POTASSIUM ISOTOPIC VARIABILITY AND 40K-BASED GEOCHRONOLOGY
The discovery of measurable terrestrial ∂41K variability (e.g. Morgan et al., 2018) now questions these assumptions. While ∂41K for some neutron fluence monitors was reported in Morgan et al. (2018), ∂41K is not routinely measured on samples dated by the 40Ar/39Ar method, and a wide range of silicate materials were found to vary by >2.5‰. Further, evaporite materials used for decay constant measurements (summarized in Beckinsale and Gale, 1969) have not been measured for ∂41K, yet evaporites have been shown to vary by >1‰ from the mean value of silicates (Morgan et al., 2018).

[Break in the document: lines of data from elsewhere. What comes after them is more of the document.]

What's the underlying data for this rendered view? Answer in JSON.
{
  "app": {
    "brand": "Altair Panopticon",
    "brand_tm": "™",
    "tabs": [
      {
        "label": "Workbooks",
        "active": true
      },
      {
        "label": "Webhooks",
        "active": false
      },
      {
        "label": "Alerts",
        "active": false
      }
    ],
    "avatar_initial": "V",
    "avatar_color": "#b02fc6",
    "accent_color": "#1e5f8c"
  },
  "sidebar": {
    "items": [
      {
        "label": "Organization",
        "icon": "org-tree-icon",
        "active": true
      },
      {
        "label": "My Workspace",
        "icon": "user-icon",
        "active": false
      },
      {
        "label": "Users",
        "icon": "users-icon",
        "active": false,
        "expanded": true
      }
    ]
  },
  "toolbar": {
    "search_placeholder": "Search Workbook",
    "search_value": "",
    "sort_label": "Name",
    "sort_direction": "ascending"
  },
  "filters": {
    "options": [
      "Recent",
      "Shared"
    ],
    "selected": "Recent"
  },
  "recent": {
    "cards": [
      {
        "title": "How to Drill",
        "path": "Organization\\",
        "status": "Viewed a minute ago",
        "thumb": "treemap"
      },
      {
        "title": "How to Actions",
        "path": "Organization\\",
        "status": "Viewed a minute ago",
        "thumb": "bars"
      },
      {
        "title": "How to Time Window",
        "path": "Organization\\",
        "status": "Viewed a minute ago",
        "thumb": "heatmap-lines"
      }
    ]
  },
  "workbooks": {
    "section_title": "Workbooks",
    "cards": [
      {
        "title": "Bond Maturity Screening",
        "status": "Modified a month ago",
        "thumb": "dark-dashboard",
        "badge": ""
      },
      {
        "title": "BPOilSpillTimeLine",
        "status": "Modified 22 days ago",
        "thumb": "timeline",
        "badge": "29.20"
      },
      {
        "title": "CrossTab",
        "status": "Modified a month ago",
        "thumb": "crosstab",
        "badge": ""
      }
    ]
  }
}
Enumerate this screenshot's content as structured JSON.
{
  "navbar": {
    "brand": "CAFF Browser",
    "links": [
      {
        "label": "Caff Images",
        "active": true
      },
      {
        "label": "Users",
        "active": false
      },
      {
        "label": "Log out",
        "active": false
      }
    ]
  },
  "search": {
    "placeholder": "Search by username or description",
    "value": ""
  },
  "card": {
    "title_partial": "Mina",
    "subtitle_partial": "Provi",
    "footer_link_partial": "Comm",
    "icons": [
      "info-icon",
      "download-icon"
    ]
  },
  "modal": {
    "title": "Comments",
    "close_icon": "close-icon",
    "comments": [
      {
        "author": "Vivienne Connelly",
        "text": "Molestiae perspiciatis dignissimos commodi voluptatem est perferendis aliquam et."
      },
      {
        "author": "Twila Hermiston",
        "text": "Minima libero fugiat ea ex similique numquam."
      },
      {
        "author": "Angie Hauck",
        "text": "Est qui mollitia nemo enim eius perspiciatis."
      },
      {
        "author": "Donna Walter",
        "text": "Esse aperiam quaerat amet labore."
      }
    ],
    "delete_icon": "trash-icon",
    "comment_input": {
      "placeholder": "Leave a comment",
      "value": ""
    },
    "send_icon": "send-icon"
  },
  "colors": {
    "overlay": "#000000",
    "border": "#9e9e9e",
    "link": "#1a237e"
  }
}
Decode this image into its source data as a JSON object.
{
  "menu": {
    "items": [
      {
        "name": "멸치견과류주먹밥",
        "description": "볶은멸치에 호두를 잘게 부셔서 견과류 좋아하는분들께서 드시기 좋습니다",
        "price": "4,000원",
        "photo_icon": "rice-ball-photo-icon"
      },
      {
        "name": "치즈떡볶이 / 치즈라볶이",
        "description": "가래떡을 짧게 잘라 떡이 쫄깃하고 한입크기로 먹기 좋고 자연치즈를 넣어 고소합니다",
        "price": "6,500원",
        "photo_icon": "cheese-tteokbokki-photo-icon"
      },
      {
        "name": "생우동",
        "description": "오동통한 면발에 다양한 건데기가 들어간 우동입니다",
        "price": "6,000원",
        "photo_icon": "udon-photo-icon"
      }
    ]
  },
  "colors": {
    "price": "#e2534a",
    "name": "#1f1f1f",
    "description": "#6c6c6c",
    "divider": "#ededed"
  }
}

I will explore the potential effects on 40Ar/39Ar ages under different ∂41K scenarios. For example, consider the primary calibration of the ca. 28 Ma Fish Canyon sanidine (FCs) relative to the ca. 99 Ma Mt. Dromedary biotite (GA-1550). If the two standards have identical ∂41K values that vary from the material used to determine decay constants by -0.55‰ (as suggested by Morgan et al., 2018), the age of FCs is underestimated by ca. 7 ka (0.23‰). This is a small effect that is becoming important as the analytical precision and accuracy of the 40Ar/39Ar geochronometer improve.
Beckinsale, R.D., and Gale, N., 1969, A reappraisal of the decay constants and branching ratio of 40K: Earth and Planetary Science Letters, v. 6, p. 289–294.
Humayun, M., and Clayton, R.N., 1995, Precise determination of the isotopic composition of potassium: Application to terrestrial rocks and lunar soils: v. 59, p. 2115–2130.
Morgan, L.E., Ramos, D.P.S., Davidheiser-Kroll, B., Faithfull, J., Lloyd, N.S., Ellam, R.M., and Higgins, J.A., 2018, High-precision 41K/39K measurements by MC-ICP-MS indicate terrestrial variability of ∂41K: Journal of Analytical Atomic Spectrometry, doi: 10.1039/C7JA00257B.